学校教育法施行規則第138条に則り、小・中学校の教育課程を基本とし「特別の教育課程」を編成します。
各教科の内容
下学年の内容や特別支援学校(知的障害)の各教科の内容に替えることができます。授業時数
各教科・領域等の授業時数は、弾力的な取り扱いができます。ただし、総授業時数は、小・中学校と同じです。自立活動の指導
特別に設けられた領域(自立活動)の指導を取り入れます。「自立活動の指導」については、19ページで説明しています。各教科等を合わせた指導
領域・教科を合わせた指導ができます。14ページ以降で、具体的な指導の形態について説明しています。教科用図書
引用元:特別⽀援学級の教育課程
当該学年の教科書に代えて、他の適切な教科用図書を使用することができます。各地の教科書の展示会等を参考にして、児童生徒の実態に合った教科書を選定するようにします。

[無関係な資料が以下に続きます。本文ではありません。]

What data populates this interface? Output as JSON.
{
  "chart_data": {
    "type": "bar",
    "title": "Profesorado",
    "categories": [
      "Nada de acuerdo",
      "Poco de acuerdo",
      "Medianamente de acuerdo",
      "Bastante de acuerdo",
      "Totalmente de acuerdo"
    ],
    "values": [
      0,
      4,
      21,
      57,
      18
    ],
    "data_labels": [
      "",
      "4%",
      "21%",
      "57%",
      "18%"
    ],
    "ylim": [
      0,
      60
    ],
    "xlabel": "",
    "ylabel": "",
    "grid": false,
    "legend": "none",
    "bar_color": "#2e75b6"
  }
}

一方、通常の学級では、全体の進行スケジュールに合わせて授業が進められます。
個別のニーズに応じた支援は限られており、児童生徒は一般的なカリキュラムに基づいて学習を進めます。
特別な支援や配慮が必要な場合は、通級や補助などを受けることがあります。
学級規模と人数の違い
特別支援学級は、通常の学級に比べて人数が限られています。
特別支援学級では、障害の程度や個々のニーズに合わせて少人数の学級が編成され、児童生徒一人ひとりにより密接なサポートが行える環境が整えられます。
一方、通常の学級では、児童生徒の人数が比較的多くなることがあります。
学級の平均人数は学校や地域によって異なりますが、一般的には20人以上の生徒が在籍することがあります。
その人数の多さから、個々のニーズに対する配慮が限られる場合があります。
また、通常の学級は同学年で編成されますが、特別支援学級は障害種別に学級編制され、異学年の児童生徒が在籍することになります。
入学基準と教育方法の違い
特別支援学級に入学するためには、本人や保護者の意思を尊重しながら、管轄の市区町村の修学支援委員会が総合的に判断し、就学先の教育委員会から決定通知が出されます。
障害の有無や程度、子どもの状態や校内・地域の体制などを総合的に見て判断されます。
特別支援学級についての相談は、市町村の教育委員会などで就学相談も受けられますので、お近くの機関にてご相談ください。